Super Nintendo
Maria é viva ainda; talvez não se recorde de mim, visto que anda perdida.
Quantas vezes me encontrei nos seus consoles, que me eram como consolo na vida.
Quantas vezes, nos seus controles, deixei-me perder, como quem perde o cabaço.
E quantas vidas não me encontrei nos canos e mistérios do Super Mário?!
Dona Lúcia, outra que, talvez, não esteja hoje tão lúcida.
Todavia, lembro-me das manhãs e tardes, e até, às vezes, das noites, que me aventurava nos jogos que me eram mais prazerosos que a realidade.
Uma ficha era um passaporte para o fantástico, para o torneio de Kof, ao qual eu era não apenas um jogador, mas o próprio Maguila, lutando contra minha anorexia e, por sua vez, o bullying.
Metal Slug – aprendi a matar todas as minhas faltas na escola, entre outras faltas: presença de mãe, pai...
Caddilac – era para mim como Spielberg e Lucas o são para o cinema blockbuster. Era o meu Jurassic Park.
Bomber Man – era meu jeito de explodir o que implodia no meu peito, e eu passava dias e dias jogando bombas em monstros da minha cabeça.
Top Gear – era sobre fuga da realidade. Geralmente me sentia um Airton Senna, mesmo sem saber que importância tem em corridas de F1. (Mais tarde o F1 me teria outro sentido).
Sunset Riders - eu já me enveredava no velho oeste antes de ler Tex, Dee Brown; de ver Eastwood dirigido por Leone.
Goof Troop - Indiana Jones do meu desenho favorito da infância. Sobre pai e filho procurando tesouros. Quando não se achava isso em casa, abraços.
Feira do troca é uma feira onde se vende e se troca de tudo: passarinho, revólver, vitrola, dvd, fone de carro, bicicleta, violão, dentre outras coisas, inúteis ou não. Era adolescente. Época que não sabia o que era dor, mesmo sentindo. A ignorância sempre amainou o fardo da consciência humana. E eu, na minha inocência, achei que se levasse o vendedor - ah, eu havia encontrado, tentando trocar meu dvd de Cão de Briga por algum outro filme de ação, um cara com um Super Nintendo nas mãos - em casa, mostrasse ao meu pai, ele, meu velho, compraria meu sonho pra mim. A princípio o vendedor não quis me dar ouvido - ele não acreditava que meu pai poderia comprar ou, então, não arriscaria andar um quilômetro para tentar a sorte, se fiando na palavra de uma criança esquálida querendo comprar seu sonho. Então foi, com um pé atrás. Consegui convencê-lo, mentindo, que meu pai tinha mandado eu ir na feira justamente para encontrar alguém vendendo o tal vídeo game. E, naquela época, eu era um rato de fliperama - quando acabam minhas moedas, continuava lá vendo outros garotos jogarem, babando, roçando os olhos, a fim de alguma migalha de diversão.

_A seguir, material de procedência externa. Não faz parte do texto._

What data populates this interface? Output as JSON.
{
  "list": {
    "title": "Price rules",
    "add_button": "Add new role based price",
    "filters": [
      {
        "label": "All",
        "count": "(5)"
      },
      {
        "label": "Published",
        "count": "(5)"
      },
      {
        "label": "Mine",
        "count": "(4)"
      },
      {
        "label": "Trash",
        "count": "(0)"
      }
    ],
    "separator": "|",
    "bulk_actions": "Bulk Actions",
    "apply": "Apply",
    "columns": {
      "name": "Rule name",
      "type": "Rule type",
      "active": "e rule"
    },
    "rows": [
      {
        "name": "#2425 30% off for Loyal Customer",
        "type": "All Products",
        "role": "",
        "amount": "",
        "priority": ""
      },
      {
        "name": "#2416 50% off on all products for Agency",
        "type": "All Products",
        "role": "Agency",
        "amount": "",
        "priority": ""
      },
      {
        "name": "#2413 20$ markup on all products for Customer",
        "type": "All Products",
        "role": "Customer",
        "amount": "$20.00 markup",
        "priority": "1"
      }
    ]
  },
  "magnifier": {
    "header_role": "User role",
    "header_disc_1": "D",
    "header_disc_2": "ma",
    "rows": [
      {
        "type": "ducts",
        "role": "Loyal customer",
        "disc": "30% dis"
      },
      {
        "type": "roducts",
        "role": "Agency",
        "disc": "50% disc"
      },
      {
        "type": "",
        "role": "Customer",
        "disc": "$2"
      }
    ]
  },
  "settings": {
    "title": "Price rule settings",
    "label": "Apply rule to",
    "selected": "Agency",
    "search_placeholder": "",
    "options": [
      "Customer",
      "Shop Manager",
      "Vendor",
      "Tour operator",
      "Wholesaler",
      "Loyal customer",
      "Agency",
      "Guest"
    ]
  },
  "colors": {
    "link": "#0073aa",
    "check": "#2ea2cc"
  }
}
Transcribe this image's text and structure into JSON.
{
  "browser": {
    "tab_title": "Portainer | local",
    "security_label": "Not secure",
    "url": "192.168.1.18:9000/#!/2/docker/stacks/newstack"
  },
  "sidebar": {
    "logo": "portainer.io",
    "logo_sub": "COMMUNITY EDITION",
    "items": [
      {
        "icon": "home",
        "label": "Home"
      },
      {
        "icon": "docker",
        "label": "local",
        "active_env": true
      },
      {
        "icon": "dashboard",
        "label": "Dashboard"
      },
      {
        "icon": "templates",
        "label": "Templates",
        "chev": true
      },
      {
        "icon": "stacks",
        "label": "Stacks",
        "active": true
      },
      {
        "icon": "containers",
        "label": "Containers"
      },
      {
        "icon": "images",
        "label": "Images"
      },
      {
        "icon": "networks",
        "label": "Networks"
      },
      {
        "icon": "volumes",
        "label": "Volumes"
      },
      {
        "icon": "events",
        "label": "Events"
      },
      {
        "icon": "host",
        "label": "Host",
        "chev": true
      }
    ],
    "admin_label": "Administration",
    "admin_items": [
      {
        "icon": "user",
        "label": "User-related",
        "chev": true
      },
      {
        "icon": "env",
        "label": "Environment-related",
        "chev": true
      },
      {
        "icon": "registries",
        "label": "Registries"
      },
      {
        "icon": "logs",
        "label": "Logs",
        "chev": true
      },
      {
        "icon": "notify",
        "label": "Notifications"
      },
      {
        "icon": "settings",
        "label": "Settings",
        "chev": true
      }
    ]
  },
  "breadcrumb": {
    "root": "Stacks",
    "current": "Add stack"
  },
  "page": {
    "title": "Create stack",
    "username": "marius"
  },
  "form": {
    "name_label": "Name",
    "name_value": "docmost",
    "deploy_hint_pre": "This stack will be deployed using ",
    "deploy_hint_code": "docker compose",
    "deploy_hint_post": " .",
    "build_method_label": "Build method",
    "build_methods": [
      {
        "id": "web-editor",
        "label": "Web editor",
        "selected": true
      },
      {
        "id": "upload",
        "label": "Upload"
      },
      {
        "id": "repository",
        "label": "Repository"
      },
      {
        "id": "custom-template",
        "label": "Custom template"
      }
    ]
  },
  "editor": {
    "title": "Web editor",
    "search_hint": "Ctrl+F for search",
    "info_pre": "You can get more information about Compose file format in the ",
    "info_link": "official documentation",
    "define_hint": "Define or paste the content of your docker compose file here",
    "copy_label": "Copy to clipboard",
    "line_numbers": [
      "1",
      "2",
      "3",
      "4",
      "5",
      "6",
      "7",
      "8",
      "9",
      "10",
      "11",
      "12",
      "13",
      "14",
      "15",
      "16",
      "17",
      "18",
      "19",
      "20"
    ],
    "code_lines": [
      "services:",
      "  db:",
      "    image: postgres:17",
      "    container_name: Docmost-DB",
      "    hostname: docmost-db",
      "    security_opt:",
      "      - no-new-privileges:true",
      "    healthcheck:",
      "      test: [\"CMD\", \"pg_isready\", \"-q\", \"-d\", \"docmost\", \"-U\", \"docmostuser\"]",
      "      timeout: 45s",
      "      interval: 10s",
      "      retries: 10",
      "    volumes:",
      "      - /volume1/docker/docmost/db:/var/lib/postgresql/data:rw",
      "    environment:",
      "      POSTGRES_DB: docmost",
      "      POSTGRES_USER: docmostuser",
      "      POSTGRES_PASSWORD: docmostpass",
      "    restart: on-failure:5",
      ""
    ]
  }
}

Meu pai olha para mim como quem assiste à Uma Odisseia no Espaço e não entende nada, lógico. Eu me faço seu Rei Leão, seu Rocky Balboa, seu Bruce Lee, para que ele entenda, de maneira afetiva, que aquele vídeo game era minha vida - tanto quanto os filmes citados o eram pra ele. O dono pede pra testar. Meu pai estava desempregado, mas eu era seu Simba. Ele faria qualquer coisa pro seu filho. O homem coloca um cartucho de Super Soccer Deluxe. Super gráfico.
Muito realista. Meu pai amava futebol e, claro, compraria a ideia de jogarmos juntos. Eu fantasiei isso na minha mente como quem fantasia ganhando no Jogo do Bicho, Loteria, comendo Rita Cadillac. Estava mudo. Cadê o som, diz meu pai. O cara, que até então estava mudo, disse que era o único problema do console, pro meu desespero. No acréscimo do segundo tempo, o time rival empata. Eu digo: não, mas isso não é problema! Veja pelo lado bom: eu não encomodo ninguém com o barulho dos jogos. Seria um gol, não é? Mas bateu na trave e, no rebote, o goleiro agarrou: "Não vale a pena comprar algo quebrado; é melhor esperar mais um pouco e ter um troço desse com som."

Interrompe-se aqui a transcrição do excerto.